Post Best Practices: Reinventing for Lasting Success

Over the decades, there have been Posts that have come and gone, impacted by economic, demographic, and strategic changes in communities. A few years ago, the Fort Detrick Post faced such a scenario, with a narrow geographic reach forcing its Board to make a difficult decision as to what the future would be. In 2015, with support of SAME National, the Post elected to expand its regional coverage and its areas of impact, reinventing as the Mid-Maryland Post. The years following have seen a resurgence of membership, engagement, and interest.

Bricks & Clicks recently chatted with leaders of the Post to learn about the challenges it faced in making the transition and the keys to success that could be adopted by other Posts looking to increase engagement and provide value.

Bricks & Clicks:  How would you describe your Post, its demographics, and the value it provides?

MID-MARYLAND: The Mid-Maryland Post, formerly the Fort Detrick Post, spans from Fort Meade to Fort Detrick between the metropolitan areas of Baltimore and Washington, D.C.

Over the past three years, our Post has grown rapidly in membership and influence. Once at just 50 members, we now boast over 240 members and 23 Sustaining Member firms as well as a recently founded Student Chapter at the University of Maryland with over 30 Student Members. The Post is known for providing value through its highly relevant programming, professional development offerings, and philanthropic opportunities.

Bricks & Clicks:  What are some challenges your Post has dealt with, and how did you address them?

MID-MARYLAND: Established first as a Field Chapter and associated with the Baltimore Post, the Fort Detrick Post had been experiencing a steady decline in event attendance and membership due to a slowdown in work at the installation. Reaching its breaking point, the Post’s Board had to make a decision—close the Post, or double down and reinvent itself. Choosing the harder of the two, then-Post President, Donald Hall, Ph.D., P.E., F.SAME, worked with SAME National to pave the way for a rebrand that would not only make it a standalone Post but vastly expand its geographic territory.

In 2015, the newly minted Mid-Maryland Post was stood up. Carlos Sanchez, LEED AP, was elected Post President, and several passionate new Board Members, including his successor, Sally Clark, CPSM, were recruited to help with its revitalization. The Post focused on establishing itself as the go-to for Fort Meade, Fort Detrick, and the substantial number of federal agencies in the surrounding counties. This approach allowed it to rapidly grow and service an area that had not been focused on by either the Baltimore or Washington DC Posts.

Bricks & Clicks: How has the Post evolved over the last few years?

MID-MARYLAND: In order to grow the Post’s presence, the first few years of programming were heavily weighted toward networking and STEM/scholarship-related activities.
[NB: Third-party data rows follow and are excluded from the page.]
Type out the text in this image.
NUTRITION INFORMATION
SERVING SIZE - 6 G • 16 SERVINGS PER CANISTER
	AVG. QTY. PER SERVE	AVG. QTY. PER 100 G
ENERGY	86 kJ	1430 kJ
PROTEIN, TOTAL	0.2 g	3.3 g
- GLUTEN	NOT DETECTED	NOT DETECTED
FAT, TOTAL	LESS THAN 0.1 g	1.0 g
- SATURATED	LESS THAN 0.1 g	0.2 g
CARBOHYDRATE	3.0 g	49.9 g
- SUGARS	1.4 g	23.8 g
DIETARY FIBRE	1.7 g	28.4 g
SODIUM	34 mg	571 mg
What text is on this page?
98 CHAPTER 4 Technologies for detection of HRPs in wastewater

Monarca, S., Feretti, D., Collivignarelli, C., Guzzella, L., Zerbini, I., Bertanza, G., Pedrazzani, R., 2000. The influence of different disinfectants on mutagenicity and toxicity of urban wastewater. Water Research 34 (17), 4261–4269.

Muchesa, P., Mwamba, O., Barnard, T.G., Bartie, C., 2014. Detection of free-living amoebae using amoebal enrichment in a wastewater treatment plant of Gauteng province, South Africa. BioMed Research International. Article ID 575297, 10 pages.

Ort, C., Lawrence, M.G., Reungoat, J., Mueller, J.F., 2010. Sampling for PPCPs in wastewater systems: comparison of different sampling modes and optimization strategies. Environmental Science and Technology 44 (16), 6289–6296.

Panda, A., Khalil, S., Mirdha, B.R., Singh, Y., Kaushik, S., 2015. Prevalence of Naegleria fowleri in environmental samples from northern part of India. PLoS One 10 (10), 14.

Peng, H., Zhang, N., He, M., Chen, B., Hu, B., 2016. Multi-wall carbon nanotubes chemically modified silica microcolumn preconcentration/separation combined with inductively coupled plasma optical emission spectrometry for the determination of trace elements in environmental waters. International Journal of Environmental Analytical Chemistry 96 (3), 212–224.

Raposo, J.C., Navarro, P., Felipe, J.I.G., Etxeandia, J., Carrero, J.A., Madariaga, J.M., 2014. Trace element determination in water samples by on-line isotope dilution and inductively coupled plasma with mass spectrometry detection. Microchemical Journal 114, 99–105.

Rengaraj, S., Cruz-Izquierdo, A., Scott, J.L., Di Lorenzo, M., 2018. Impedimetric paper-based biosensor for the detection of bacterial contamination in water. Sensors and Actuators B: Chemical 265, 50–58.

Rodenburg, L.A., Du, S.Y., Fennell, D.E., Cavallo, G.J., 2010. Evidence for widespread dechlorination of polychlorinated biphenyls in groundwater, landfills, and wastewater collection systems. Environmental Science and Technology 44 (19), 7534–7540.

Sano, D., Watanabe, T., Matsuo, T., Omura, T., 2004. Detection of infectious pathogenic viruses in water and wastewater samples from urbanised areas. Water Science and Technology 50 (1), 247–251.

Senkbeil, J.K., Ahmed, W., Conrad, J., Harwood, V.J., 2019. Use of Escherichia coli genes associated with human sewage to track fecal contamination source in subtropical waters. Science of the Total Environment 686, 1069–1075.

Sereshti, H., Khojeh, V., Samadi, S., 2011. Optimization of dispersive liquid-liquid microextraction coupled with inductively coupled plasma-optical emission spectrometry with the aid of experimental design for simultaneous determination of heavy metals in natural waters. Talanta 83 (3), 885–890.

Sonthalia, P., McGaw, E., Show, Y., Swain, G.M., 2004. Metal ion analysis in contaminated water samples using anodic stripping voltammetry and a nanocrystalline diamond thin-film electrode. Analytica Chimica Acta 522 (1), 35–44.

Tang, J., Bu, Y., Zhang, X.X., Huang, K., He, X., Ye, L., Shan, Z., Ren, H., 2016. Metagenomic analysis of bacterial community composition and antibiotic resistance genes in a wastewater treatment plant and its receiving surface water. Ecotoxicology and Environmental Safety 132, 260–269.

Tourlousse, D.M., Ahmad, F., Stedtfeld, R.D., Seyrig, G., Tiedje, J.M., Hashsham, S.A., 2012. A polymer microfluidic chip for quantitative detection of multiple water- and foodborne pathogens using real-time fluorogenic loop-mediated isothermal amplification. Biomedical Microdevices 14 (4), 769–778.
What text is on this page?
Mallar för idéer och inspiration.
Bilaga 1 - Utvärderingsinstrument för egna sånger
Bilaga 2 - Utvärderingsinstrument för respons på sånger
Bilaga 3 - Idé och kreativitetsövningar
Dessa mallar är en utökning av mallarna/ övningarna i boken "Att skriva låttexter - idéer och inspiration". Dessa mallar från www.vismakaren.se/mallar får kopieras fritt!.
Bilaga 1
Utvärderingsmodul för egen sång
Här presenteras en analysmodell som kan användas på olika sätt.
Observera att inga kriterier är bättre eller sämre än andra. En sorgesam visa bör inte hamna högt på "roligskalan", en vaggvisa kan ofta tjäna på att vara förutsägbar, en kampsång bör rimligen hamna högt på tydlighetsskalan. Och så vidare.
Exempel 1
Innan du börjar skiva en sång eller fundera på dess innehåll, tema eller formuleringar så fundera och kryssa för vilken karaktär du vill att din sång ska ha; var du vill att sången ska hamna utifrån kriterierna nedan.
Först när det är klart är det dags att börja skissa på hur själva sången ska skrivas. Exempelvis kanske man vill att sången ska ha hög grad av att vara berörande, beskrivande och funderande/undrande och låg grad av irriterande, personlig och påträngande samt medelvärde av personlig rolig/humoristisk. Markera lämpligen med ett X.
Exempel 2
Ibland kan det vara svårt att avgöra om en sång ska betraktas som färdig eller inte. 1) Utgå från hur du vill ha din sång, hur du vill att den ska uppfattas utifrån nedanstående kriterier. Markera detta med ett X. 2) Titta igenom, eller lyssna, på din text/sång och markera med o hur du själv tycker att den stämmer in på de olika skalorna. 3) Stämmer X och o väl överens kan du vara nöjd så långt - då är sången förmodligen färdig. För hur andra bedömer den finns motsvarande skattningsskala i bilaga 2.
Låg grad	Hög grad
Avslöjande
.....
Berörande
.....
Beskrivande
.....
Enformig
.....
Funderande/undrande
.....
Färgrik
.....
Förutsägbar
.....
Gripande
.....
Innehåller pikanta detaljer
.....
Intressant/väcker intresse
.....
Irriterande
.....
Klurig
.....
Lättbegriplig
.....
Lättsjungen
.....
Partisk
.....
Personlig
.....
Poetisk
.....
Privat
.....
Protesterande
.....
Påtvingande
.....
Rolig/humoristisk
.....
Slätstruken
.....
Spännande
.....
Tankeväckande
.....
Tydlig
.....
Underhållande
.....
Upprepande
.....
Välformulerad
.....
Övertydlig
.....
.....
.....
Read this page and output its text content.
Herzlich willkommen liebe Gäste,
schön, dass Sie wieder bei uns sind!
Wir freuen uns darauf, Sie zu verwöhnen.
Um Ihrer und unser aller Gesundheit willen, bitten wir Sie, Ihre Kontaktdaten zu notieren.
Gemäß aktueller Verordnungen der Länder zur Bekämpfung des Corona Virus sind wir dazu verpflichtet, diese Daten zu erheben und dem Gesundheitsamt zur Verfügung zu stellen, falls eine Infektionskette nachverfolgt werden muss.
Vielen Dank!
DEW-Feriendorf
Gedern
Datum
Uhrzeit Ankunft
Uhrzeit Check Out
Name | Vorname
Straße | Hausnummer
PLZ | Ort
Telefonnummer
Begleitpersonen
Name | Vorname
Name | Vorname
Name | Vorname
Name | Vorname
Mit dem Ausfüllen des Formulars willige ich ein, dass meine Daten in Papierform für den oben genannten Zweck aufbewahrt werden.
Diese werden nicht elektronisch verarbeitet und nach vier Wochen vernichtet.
The benefit was a new reputation as the “Post with Personality.”

As membership numbers have risen, our focus has pivoted to include more professional development opportunities and partnerships with associations and neighboring local Posts on relevant activities that have provided increased exposure. This includes the annual Mega Maryland Small Business Conference, an event with six other partner organizations and 500-plus attendees.

The Post is known for providing value through its highly relevant programming, professional development offerings, and philanthropic opportunities.

Bricks & Clicks:  What would you say are the keys that helped your Post reinvent itself?

MID-MARYLAND: Our Board of Directors has continued to be incredibly successful in recruiting new members and young professionals to serve and reinvigorate the programming.

The Board focuses strategically on in-depth annual programming for which each leader champions a monthly event they are passionate about. By spreading the event planning load, the Post better aligns events with membership interests, and does a better job of scheduling events early and executing well.

Bricks & Clicks:  Are there specific areas of the 2025 SAME Strategic Plan your Post and its members are excited to contribute to?

MID-MARYLAND: The current strategic plan regarding industry-government engagement entails reaching out to government partners at Fort Meade and the National Security Agency to increase their involvement and establish a recurring event cycle on base. While this has not been without its challenges, the Post has been successful in holding two events to date at Fort Meade that have averaged 90 attendees and included significantly more government attendees than ever before.

A key to this early success has been the efforts of Raymond “Raymo” Rehrer, AIA, who has exhaustively worked with base leadership to ensure event logistics are executed flawlessly.

Bricks & Clicks:  What advice would you give other Posts facing their own demographic, economic, or geographical challenges?

MID-MARYLAND: Recruit the right team and allow each leader to champion initiatives that align with the Society’s strategic plan, align with their own personal interests, and align with the interests of the local membership.

Focus on up-front planning each year and publish your calendar of events as soon as possible to keep your leaders motivated and members informed. Take small bites of the apple initially to ensure you can execute your annual program and then start to grow your efforts as you grow the Post. And lastly, make it a priority to recruit public sector employees and do the best you can to hold events on government facilities to get the most engagement possible.